Sri Chinmoy: As there are physical, intellectual, moral and spiritual worlds, even so, there is also a vital world. This vital world is situated between the physical and the intellectual world. Again, this vital world has two aspects: the human vital and the divine vital. The human vital is nothing short of aggression; it wants only to devour the world. It always says, "I know how to conquer, I know how to possess." But the divine or dynamic vital wants only to energise the world that is fast asleep. Millions of people are not aware of God, truth or light. With the divine vital we can arouse the slumbering humanity. The divine vital says, "I know how to spread; also I know what to spread, why to spread, how to spread and where to spread. What to spread? My love-wings! Why to spread? Because that is the only way I can have satisfaction. How to spread? Soulfully and unreservedly! Where to spread? Where there is an urgent need, a sincere need, an undying need."

When Julius Caesar said, "Veni, vidi, vici — I came, I saw, I conquered," it was the human vital in him that was speaking. This is the vital that enjoys satisfaction through destruction. Needless to say, this kind of satisfaction is no satisfaction at all. The other kind of satisfaction is what the Saviour taught us when out of his oneness with humanity he said, "Father, forgive them, for they know not what they do." Here the Christ teaches us that true satisfaction comes only through oneness.
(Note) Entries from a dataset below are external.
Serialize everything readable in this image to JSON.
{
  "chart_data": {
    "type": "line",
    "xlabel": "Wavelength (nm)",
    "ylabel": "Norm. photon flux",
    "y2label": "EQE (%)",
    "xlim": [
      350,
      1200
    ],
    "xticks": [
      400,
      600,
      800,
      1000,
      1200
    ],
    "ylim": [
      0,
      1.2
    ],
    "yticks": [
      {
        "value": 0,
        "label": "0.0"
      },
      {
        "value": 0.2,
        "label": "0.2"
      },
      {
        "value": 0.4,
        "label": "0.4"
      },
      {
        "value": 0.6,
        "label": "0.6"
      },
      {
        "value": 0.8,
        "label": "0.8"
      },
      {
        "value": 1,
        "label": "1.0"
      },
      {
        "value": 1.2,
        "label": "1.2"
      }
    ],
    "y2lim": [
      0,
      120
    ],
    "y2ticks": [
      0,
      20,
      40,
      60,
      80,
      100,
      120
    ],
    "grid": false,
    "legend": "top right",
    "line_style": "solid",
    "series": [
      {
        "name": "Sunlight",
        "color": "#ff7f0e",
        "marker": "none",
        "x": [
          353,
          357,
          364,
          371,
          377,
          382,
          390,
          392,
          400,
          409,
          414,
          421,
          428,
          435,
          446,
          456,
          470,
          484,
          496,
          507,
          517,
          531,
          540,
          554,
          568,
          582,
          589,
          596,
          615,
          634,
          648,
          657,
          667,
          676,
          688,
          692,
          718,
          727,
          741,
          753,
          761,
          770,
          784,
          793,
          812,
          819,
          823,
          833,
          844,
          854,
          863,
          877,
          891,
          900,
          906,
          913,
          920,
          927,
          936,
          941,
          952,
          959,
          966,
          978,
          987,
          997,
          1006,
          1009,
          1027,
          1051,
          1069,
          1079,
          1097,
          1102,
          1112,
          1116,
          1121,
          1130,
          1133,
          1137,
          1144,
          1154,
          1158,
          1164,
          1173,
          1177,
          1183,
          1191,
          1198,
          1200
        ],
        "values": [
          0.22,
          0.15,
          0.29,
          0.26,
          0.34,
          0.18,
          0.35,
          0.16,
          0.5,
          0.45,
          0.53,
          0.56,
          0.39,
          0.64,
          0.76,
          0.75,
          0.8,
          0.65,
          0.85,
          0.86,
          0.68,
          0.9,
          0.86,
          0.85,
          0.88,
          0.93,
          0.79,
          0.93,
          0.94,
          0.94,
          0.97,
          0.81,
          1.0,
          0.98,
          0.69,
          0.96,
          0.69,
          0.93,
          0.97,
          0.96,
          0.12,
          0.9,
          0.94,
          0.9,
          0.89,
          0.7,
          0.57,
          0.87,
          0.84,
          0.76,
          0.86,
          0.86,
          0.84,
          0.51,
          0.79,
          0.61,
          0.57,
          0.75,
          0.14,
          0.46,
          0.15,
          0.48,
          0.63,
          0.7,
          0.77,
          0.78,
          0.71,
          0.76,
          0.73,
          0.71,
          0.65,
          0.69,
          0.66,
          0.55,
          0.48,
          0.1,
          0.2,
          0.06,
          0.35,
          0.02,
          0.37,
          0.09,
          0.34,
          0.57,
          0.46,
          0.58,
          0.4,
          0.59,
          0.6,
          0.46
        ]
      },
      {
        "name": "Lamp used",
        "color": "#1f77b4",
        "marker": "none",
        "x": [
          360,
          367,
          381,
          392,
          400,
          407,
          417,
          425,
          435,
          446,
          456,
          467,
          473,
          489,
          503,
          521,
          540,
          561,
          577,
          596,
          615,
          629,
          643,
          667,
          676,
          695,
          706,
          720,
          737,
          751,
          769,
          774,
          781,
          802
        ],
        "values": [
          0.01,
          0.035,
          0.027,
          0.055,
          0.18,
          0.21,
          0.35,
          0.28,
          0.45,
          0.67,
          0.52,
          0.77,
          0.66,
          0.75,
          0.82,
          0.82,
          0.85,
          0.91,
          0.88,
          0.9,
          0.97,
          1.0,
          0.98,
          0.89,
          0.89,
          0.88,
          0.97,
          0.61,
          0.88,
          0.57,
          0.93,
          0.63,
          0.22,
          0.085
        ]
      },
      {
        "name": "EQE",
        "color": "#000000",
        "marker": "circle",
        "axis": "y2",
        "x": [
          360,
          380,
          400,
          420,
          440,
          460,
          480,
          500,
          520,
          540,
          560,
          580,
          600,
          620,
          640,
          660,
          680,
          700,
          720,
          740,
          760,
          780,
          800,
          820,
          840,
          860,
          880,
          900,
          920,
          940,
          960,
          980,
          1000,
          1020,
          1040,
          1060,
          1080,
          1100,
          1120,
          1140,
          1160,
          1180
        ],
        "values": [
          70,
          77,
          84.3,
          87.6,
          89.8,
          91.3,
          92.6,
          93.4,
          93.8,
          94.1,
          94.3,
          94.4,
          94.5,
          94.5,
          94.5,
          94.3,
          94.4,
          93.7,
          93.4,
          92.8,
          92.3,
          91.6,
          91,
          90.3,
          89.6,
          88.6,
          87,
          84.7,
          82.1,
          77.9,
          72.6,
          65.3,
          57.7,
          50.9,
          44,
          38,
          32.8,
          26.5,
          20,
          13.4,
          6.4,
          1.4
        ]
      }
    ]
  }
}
Oneness can exist on any plane of consciousness. On the physical plane, for example, the head is at a particular place, the arms are at another place and the legs are at a third place. But they have established their oneness because they are all part and parcel of the body-reality. This same kind of oneness has to be discovered on every other plane. When the Christ, out of his fathomless magnanimity, asks his Father for humanity's redemption, we see him identifying himself with humanity's unlit reality. This is the reality that needs his Father's immediate Compassion and express Forgiveness.

The human vital says, "Behold, I have!" And when we see what it has, we are disappointed, distraught and disgusted; we curse ourselves for our stupid action. The divine vital says, "I am, because You have made me. And I shall remain always so by offering to You consciously and constantly all that I am and all that I have. In this way I become my own universal and transcendental Self."